The Man Who Loved Women

According to the urgent bulletin tacked up on police notice boards all over Germany, the convicted criminal Willi Geismeier had attempted to murder a senior SS officer and had escaped from Dachau. Standartenführer Pabst (Reinhard had just been promoted to full colonel) had extracted a confession from the prisoner for various crimes when the prisoner had seized his weapon and grievously wounded him. The escaped prisoner was now also being sought as a suspect in the serial-killer case. He was considered armed and dangerous. A substantial reward was offered for information leading to his apprehension.

Gruber muttered as he read the notice. ‘My God! That son of a bitch Geismeier. How does he do it?’

‘No kidding,’ said Bergemann.

‘I didn’t take him for a killer though,’ said Gruber. ‘Thirteen women? Jesus!’ Gruber seemed unconcerned by the fact that Willi had been in Dachau when four of the murders had been committed. The official position was that Willi had done the murders, which meant that Willi had done the murders. Truth was a matter of policy, not a matter of fact. And it followed therefore that Willi would be sought for the serial killing of thirteen women. The police, the Gestapo and the SS were so notified.
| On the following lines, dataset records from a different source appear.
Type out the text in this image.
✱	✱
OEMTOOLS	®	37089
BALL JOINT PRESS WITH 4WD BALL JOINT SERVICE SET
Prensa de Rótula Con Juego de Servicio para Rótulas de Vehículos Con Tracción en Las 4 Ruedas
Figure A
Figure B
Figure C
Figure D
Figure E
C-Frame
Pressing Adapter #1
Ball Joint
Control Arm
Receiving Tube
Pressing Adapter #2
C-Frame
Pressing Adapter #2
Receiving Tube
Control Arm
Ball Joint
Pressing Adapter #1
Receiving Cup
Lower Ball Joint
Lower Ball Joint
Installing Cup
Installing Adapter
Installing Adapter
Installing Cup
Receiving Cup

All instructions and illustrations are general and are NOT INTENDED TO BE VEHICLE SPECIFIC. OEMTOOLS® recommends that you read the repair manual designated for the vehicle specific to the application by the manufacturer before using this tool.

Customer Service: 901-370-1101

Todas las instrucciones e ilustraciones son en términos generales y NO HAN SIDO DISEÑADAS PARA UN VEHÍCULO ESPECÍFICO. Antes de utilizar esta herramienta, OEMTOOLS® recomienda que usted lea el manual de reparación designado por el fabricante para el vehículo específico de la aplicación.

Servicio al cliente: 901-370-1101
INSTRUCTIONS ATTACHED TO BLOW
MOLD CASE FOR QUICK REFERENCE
After a week in the hospital and eight weeks at home recovering from his injuries, Reinhard Pabst went back to work. His subordinates and coworkers lined the hall and applauded as he arrived on his first day back. ‘Thank you for your good wishes,’ he said to them. ‘Now, let’s get back to the serious and important tasks at hand. We have a killer to catch.’

Reinhard’s first task, as he saw it, was to take over the serial-killer case again. His deputy, an ambitious young Gestapo man and SS lieutenant, had taken over in his absence and had been a little too conscientious for Reinhard’s taste. The deputy had fortunately not discovered the connection between the murders and the streetcar lines. But he had been going around to city hospitals trying to find out exactly what sort of wound the killer had sustained in his attack on Suzanna Merkl, and, having failed to do so, was about to begin questioning at smaller clinics.

Reinhard was eager to steer the investigation toward Willi Geismeier. This might require manufacturing some evidence, but that would be simple enough. He had already found a report filed by a man named Schleiffer, a neighbor of Geismeier’s, that Geismeier, living under an assumed name, had left home late on the night of the Suzanna Merkl murder. Then there was also the fact that Geismeier had used a different false identity to impersonate a detective asking questions about the very murders he had himself committed.